Professor Gianfrate, contributing scientist of the IPCC report on climate change
The Intergovernmental Panel on Climate Change (IPCC) released its latest Climate Report on February 28: Climate Change 2022: Impacts, Adaptation and Vulnerability The IPCC is the international body…
The Intergovernmental Panel on Climate Change (IPCC) released its latest Climate Report on February 28: Climate Change 2022: Impacts, Adaptation and Vulnerability
The IPCC is the international body for assessing the science related to climate change. The IPCC was set up in 1988 by the World Meteorological Organization (WMO) and United Nations Environment Programme (UNEP) to provide policymakers with regular assessments of the scientific basis of climate change, its impacts and future risks, and options for adaptation and mitigation.
The IPCC has been awarded the Nobel Peace Prize 2007, jointly with Albert Arnold (Al) Gore Jr. "for their efforts to build up and disseminate greater knowledge about man-made climate change, and to lay the foundations for the measures that are needed to counteract such change."

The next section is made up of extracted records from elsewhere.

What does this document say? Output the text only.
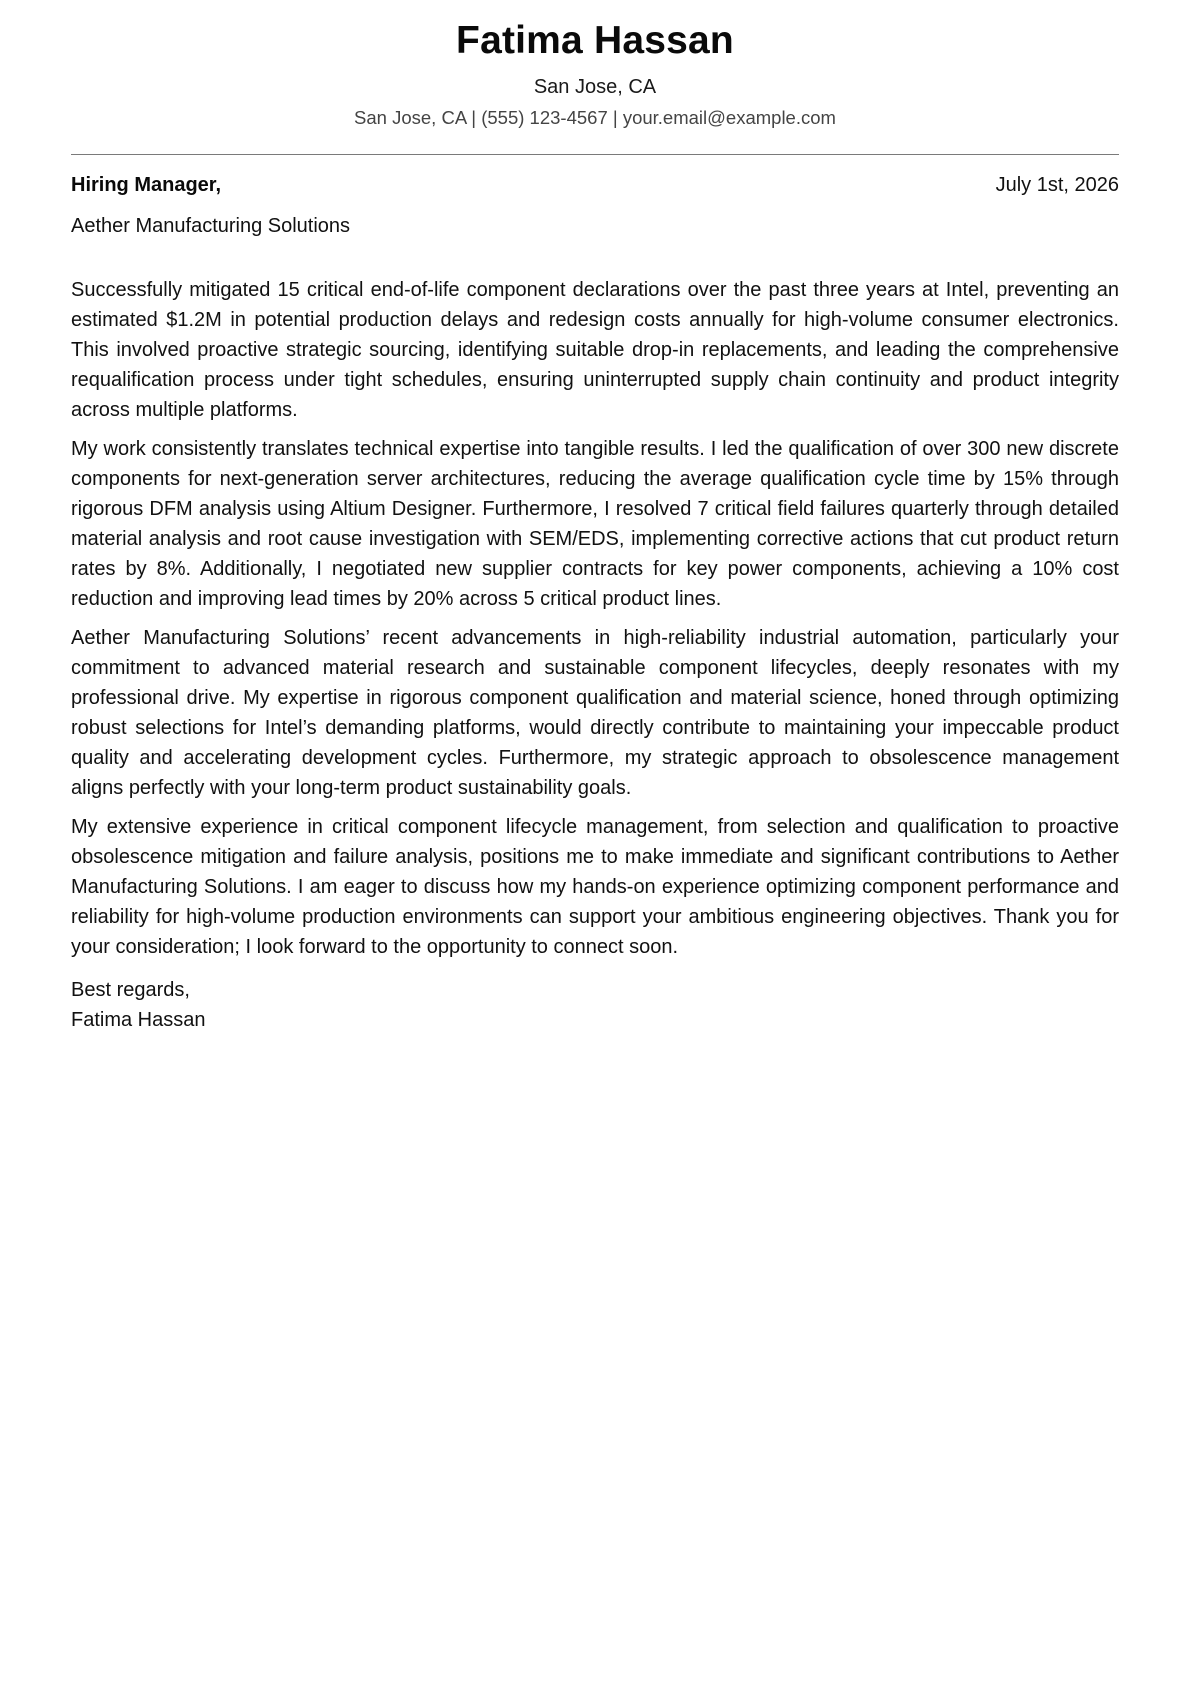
Fatima Hassan
San Jose, CA
San Jose, CA | (555) 123-4567 | your.email@example.com
Hiring Manager,	July 1st, 2026
Aether Manufacturing Solutions

Successfully mitigated 15 critical end-of-life component declarations over the past three years at Intel, preventing an estimated $1.2M in potential production delays and redesign costs annually for high-volume consumer electronics. This involved proactive strategic sourcing, identifying suitable drop-in replacements, and leading the comprehensive requalification process under tight schedules, ensuring uninterrupted supply chain continuity and product integrity across multiple platforms.

My work consistently translates technical expertise into tangible results. I led the qualification of over 300 new discrete components for next-generation server architectures, reducing the average qualification cycle time by 15% through rigorous DFM analysis using Altium Designer. Furthermore, I resolved 7 critical field failures quarterly through detailed material analysis and root cause investigation with SEM/EDS, implementing corrective actions that cut product return rates by 8%. Additionally, I negotiated new supplier contracts for key power components, achieving a 10% cost reduction and improving lead times by 20% across 5 critical product lines.

Aether Manufacturing Solutions’ recent advancements in high-reliability industrial automation, particularly your commitment to advanced material research and sustainable component lifecycles, deeply resonates with my professional drive. My expertise in rigorous component qualification and material science, honed through optimizing robust selections for Intel’s demanding platforms, would directly contribute to maintaining your impeccable product quality and accelerating development cycles. Furthermore, my strategic approach to obsolescence management aligns perfectly with your long-term product sustainability goals.

My extensive experience in critical component lifecycle management, from selection and qualification to proactive obsolescence mitigation and failure analysis, positions me to make immediate and significant contributions to Aether Manufacturing Solutions. I am eager to discuss how my hands-on experience optimizing component performance and reliability for high-volume production environments can support your ambitious engineering objectives. Thank you for your consideration; I look forward to the opportunity to connect soon.

Best regards,
Fatima Hassan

The Working Group II contribution to the Sixth Assessment Report assesses the impacts of climate change, looking at ecosystems, biodiversity, and human communities at global and regional levels. It also reviews vulnerabilities and the capacities and limits of the natural world and human societies to adapt to climate change.

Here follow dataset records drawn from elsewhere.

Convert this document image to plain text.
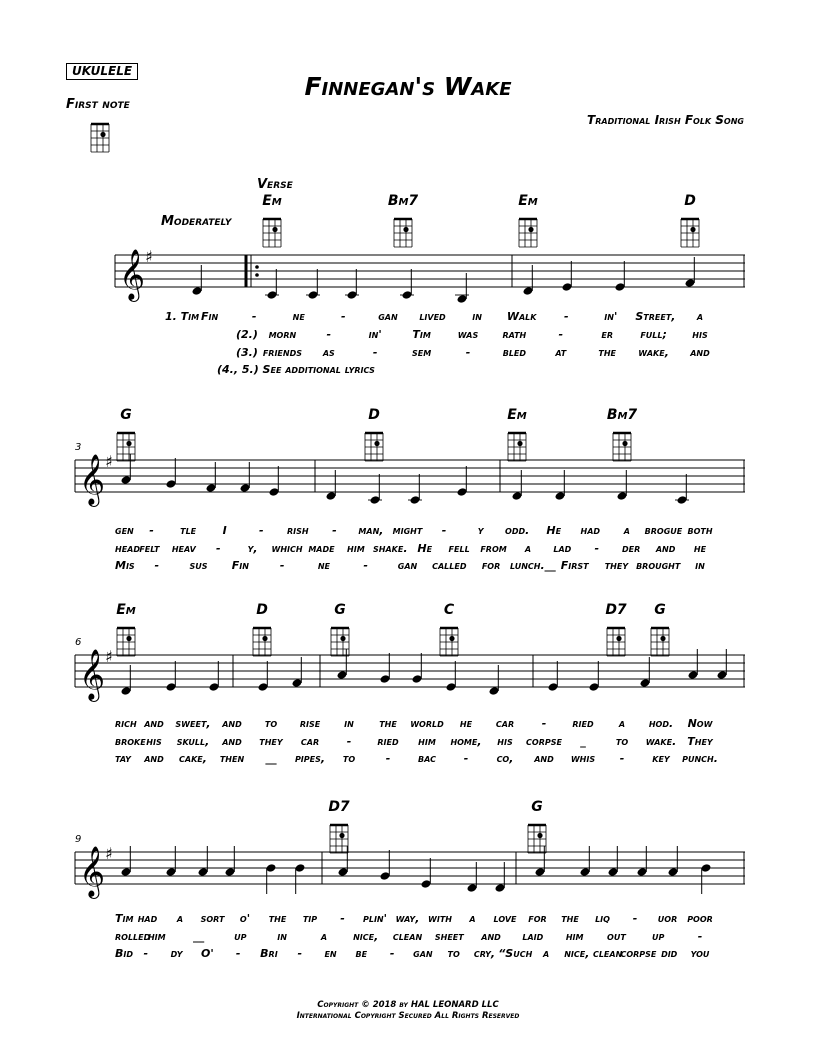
UKULELE
First note
Finnegan's Wake
Traditional Irish Folk Song
𝄞 ♯
Em	Bm7	Em	D
1. Tim Fin	-	ne	-	gan lived in Walk -	in' Street, a
(2.) morn	-	in'	Tim was rath	-	er full; his
(3.) friends as	-	sem	-	bled	at	the wake, and
(4., 5.) See additional lyrics
𝄞 ♯
3
G	D	Em	Bm7
gen - tle I	- rish - man, might -	y odd. He had a brogue both
head felt heav - y, which made him shake. He fell from a lad - der and he
Mis -	sus Fin	-	ne	-	gan called for lunch.__ First they brought in
𝄞 ♯
6
Em	D	G	C	D7 G
rich and sweet, and to rise in the world he car	- ried a hod. Now
broke his skull, and they car	- ried him home, his corpse _	to wake. They
tay and cake, then __ pipes, to	-	bac	-	co, and whis -	key punch.
𝄞 ♯
9
D7	G
Tim had a sort o' the tip - plin' way, with a love for the liq - uor poor
rolled
him __	up	in	a nice, clean sheet and laid him out up	-
Bid - dy O' - Bri - en be - gan to cry, “Such a nice, clean
corpse did you
Verse
Moderately
Copyright © 2018 by HAL LEONARD LLC
International Copyright Secured All Rights Reserved
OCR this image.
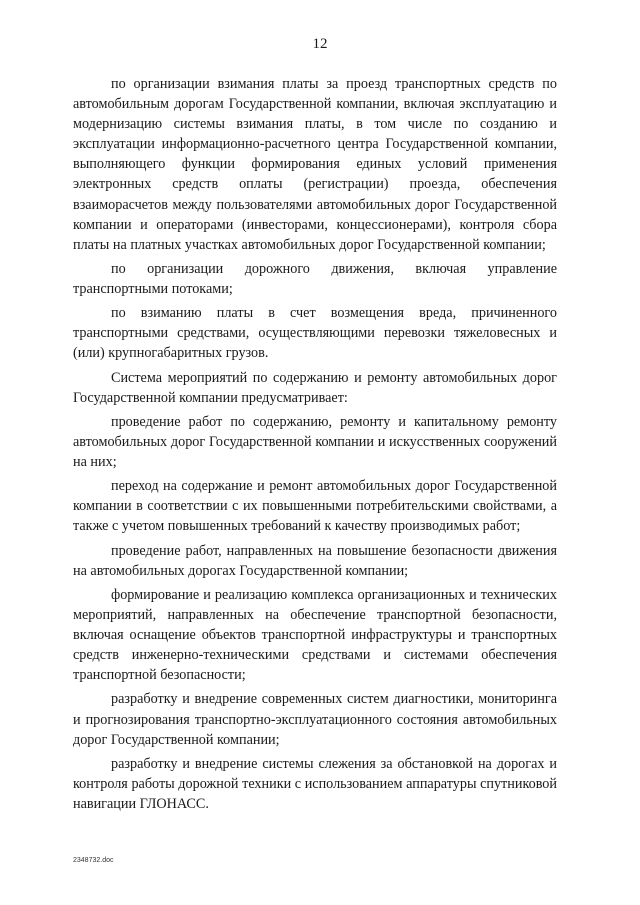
12

по организации взимания платы за проезд транспортных средств по автомобильным дорогам Государственной компании, включая эксплуатацию и модернизацию системы взимания платы, в том числе по созданию и эксплуатации информационно-расчетного центра Государственной компании, выполняющего функции формирования единых условий применения электронных средств оплаты (регистрации) проезда, обеспечения взаиморасчетов между пользователями автомобильных дорог Государственной компании и операторами (инвесторами, концессионерами), контроля сбора платы на платных участках автомобильных дорог Государственной компании;

по организации дорожного движения, включая управление транспортными потоками;

по взиманию платы в счет возмещения вреда, причиненного транспортными средствами, осуществляющими перевозки тяжеловесных и (или) крупногабаритных грузов.

Система мероприятий по содержанию и ремонту автомобильных дорог Государственной компании предусматривает:

проведение работ по содержанию, ремонту и капитальному ремонту автомобильных дорог Государственной компании и искусственных сооружений на них;

переход на содержание и ремонт автомобильных дорог Государственной компании в соответствии с их повышенными потребительскими свойствами, а также с учетом повышенных требований к качеству производимых работ;

проведение работ, направленных на повышение безопасности движения на автомобильных дорогах Государственной компании;

формирование и реализацию комплекса организационных и технических мероприятий, направленных на обеспечение транспортной безопасности, включая оснащение объектов транспортной инфраструктуры и транспортных средств инженерно-техническими средствами и системами обеспечения транспортной безопасности;

разработку и внедрение современных систем диагностики, мониторинга и прогнозирования транспортно-эксплуатационного состояния автомобильных дорог Государственной компании;

разработку и внедрение системы слежения за обстановкой на дорогах и контроля работы дорожной техники с использованием аппаратуры спутниковой навигации ГЛОНАСС.

2348732.doc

More than 270 scientists from 67 countries have contributed to the report, which references 34,000 scientific papers.
We are very proud to have Gianfranco Gianfrate, Professor of Finance, EDHEC Business School and EDHEC-Risk expert on ESG and sustainable finance as one of the contributing scientists of the IPCC report. He has been in charge of the section on the role of finance to address climate change.

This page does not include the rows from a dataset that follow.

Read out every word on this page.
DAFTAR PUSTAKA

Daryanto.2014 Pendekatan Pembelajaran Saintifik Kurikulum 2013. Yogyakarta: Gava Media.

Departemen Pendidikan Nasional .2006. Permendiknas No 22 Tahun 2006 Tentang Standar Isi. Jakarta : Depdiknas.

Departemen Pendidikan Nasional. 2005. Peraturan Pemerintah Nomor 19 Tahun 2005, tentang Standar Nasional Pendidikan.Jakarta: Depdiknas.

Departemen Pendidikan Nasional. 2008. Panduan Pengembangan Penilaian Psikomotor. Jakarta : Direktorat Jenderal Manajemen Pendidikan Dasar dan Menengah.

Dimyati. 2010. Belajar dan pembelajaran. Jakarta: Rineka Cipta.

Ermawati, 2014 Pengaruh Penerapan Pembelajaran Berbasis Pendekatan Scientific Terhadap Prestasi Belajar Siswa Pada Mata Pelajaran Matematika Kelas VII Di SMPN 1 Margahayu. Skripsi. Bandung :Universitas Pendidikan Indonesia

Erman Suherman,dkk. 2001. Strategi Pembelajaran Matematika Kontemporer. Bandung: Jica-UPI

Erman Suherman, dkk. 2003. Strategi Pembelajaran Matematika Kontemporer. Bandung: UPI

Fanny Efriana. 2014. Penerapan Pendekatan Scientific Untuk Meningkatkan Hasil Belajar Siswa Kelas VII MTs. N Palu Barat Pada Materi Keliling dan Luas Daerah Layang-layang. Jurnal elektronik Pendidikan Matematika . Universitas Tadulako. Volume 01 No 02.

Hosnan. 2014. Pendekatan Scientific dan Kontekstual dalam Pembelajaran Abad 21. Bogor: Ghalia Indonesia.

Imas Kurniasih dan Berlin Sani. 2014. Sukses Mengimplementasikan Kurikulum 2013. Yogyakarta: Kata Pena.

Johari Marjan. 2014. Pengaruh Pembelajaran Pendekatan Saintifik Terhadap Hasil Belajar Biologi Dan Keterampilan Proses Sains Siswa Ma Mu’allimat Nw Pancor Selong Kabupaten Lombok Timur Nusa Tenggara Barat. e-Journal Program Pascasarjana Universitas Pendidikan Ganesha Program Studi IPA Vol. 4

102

Some important takeaways of the report :
- Impacts are magnified in cities where more than half the world’s population lives;
- 3.3 – 3.6 billion people live in hotspots of high vulnerability to climate change;
- Action on adaptation has increased but progress is uneven and we are not adapting fast enough;
- There are options we can take to reduce the risks to people and nature;
- To avoid mounting losses, urgent action is required to adapt to climate change. At the same time, it is essential to make rapid, deep cuts in greenhouse gas emissions to keep the maximum number of adaptation options open;
- Climate resilient development is already challenging at current global warming levels. The prospects will become further limited if warming exceeds 1.5°C and may not be possible if warming exceeds 2°C;
- Countries must submit more ambitious climate plans before COP 27, which taken together must point towards a 50% emissions cut by 2030.
In video : What is the Sixth Assessment Report?
“This report is a dire warning about the consequences of inaction,” said Hoesung Lee, Chair of the IPCC. “It shows that climate change is a grave and mounting threat to our wellbeing and a healthy planet. Our actions today will shape how people adapt and nature responds to increasing climate risks.”